Within the next two to three years, we are looking at reaching $2 to $3 billion as a conservative estimate and we do see an opportunity to do so,” said Mr AbuShaban.

Mercer does not directly make investments, but allocates clients’ money they have discretion to, to professional asset managers. They also provide advice to clients.

“We have buying power. We can negotiate on their (client’s) behalf with asset managers to provide them lower fees than they otherwise would have to get on their own,” he added.

Mercer Wealth’s clients include sovereign wealth funds, family offices, and insurance companies among others.

From its office in Dubai, Mercer also looks after Africa, India and Turkey, where they also see opportunity for growth.

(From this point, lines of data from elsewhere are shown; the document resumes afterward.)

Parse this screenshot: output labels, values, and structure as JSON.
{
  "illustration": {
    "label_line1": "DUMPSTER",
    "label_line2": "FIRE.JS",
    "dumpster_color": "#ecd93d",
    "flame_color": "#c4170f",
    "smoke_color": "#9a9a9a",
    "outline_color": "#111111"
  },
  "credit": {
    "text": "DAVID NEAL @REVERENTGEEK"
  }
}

Wealth creation in Middle East and Africa (MEA) grew 8.5 per cent to $8.1 trillion last year from $7.5tn in 2015, higher than last year’s global average of 6 per cent and the second-highest growth in a region after Asia-Pacific which grew 9.9 per cent, according to consultancy Boston Consulting Group (BCG). In the region, where wealth grew just 1.9 per cent in 2015 compared with 2014, a pickup in oil prices has helped in wealth generation.

BCG is forecasting MEA wealth will rise to $12tn by 2021, growing at an annual average of 8 per cent.

Drivers of wealth generation in the region will be split evenly between new wealth creation and growth of performance of existing assets, according to BCG.

Another general trend in the region is clients’ looking for a comprehensive approach to investing, according to Mr AbuShaban.

“Institutional investors or some of the families are seeing a slowdown in the available capital they have to invest and in that sense they are looking at optimizing the way they manage their portfolios and making sure they are not investing haphazardly and different parts of their investment are working together,” said Mr AbuShaban.

Some clients also have a higher appetite for risk, given the low interest-rate environment that does not provide enough yield for some institutional investors. These clients are keen to invest in illiquid assets, such as private equity and infrastructure.

“What we have seen is a desire for higher returns in what has been a low-return environment specifically in various fixed income or bonds,” he said.

“In this environment, we have seen a de facto increase in the risk that clients are taking in things like illiquid investments, private equity investments, infrastructure and private debt, those kind of investments were higher illiquidity results in incrementally higher returns.”

The Abu Dhabi Investment Authority, one of the largest sovereign wealth funds, said in its 2016 report that has gradually increased its exposure in direct private equity and private credit transactions, mainly in Asian markets and especially in China and India. The authority’s private equity department focused on structured equities owing to “their defensive characteristics.”